During startup - Warning messages: 1: Setting LC_COLLATE failed, using "C" 2: Setting LC_TIME failed, using "C" 3: Setting LC_MESSAGES failed, using "C" 4: Setting LC_MONETARY failed, using "C" 5: Setting LC_PAPER failed, using "C" 6: Setting LC_MEASUREMENT failed, using "C" Building DAG of jobs... Using shell: /usr/bin/bash Provided cores: 1 (use --cores to define parallelism) Rules claiming more threads will be scaled down. Select jobs to execute... [Mon Mar 25 17:49:31 2024] Error in rule decoil: jobid: 0 input: /mnt/sv.sniffles.vcf, /mnt/coverage.bw, /data/input.bam.bai output: /mnt/summary.txt, /mnt/reconstruct.ecDNA.filtered.bed, /mnt/reconstruct.ecDNA.filtered.fasta log: /mnt/logs/logs_decoil (check log file(s) for error details)

RuleException: KeyError in file /opt/conda/envs/envdecoil/lib/python3.8/site-packages/decoil-1.1.1-py3.8.egg/decoil/cli/Snakefile, line 63: '10' File "/opt/conda/envs/envdecoil/lib/python3.8/site-packages/decoil-1.1.1-py3.8.egg/decoil/cli/Snakefile", line 63, in __rule_decoil File "/opt/conda/envs/envdecoil/lib/python3.8/site-packages/decoil-1.1.1-py3.8.egg/decoil/main.py", line 350, in run_reconstruction File "/opt/conda/envs/envdecoil/lib/python3.8/site-packages/decoil-1.1.1-py3.8.egg/decoil/main.py", line 204, in run_save_v2_new File "/opt/conda/envs/envdecoil/lib/python3.8/site-packages/decoil-1.1.1-py3.8.egg/decoil/output/parse.py", line 220, in convert_bed2fasta File "/opt/conda/envs/envdecoil/lib/python3.8/concurrent/futures/thread.py", line 57, in run Removing output files of failed job decoil since they might be corrupted: /mnt/reconstruct.ecDNA.filtered.bed Shutting down, this might take some time.

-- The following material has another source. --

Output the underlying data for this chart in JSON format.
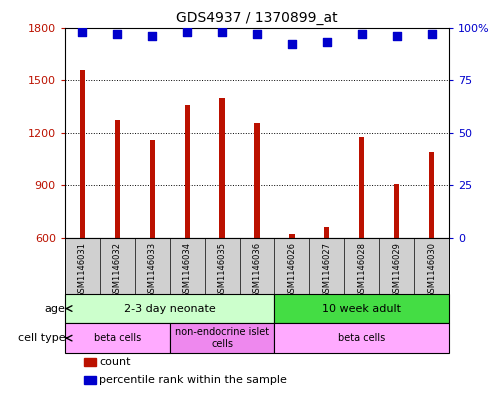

Exiting because a job execution failed. Look above for error message Shutting down, this might take some time. Exiting because a job execution failed. Look above for error message Complete log: .snakemake/log/2024-03-25T143320.373124.snakemake.log Traceback (most recent call last): File "/opt/conda/envs/envdecoil/lib/python3.8/site-packages/decoil-1.1.1-py3.8.egg/decoil/command.py", line 203, in main raise Exception("Snakemake failed") Exception: Snakemake failed INFO: Cleaning up image...

madagiurgiu25 commented 8 months ago

Can you please check if the $GENOME matches the reference genome which was used for the alignment? In one you might use in the .bam file "chr10", but in GENOME "10" as annotation for chromosome 10 (or the other way around).

eesiribloom commented 8 months ago

Thanks for your advice, it has worked completely now that I made sure to use the same reference genome.

madagiurgiu25 commented 8 months ago

@eesiribloom, I will close the issue but if you have other questions, please open another issue.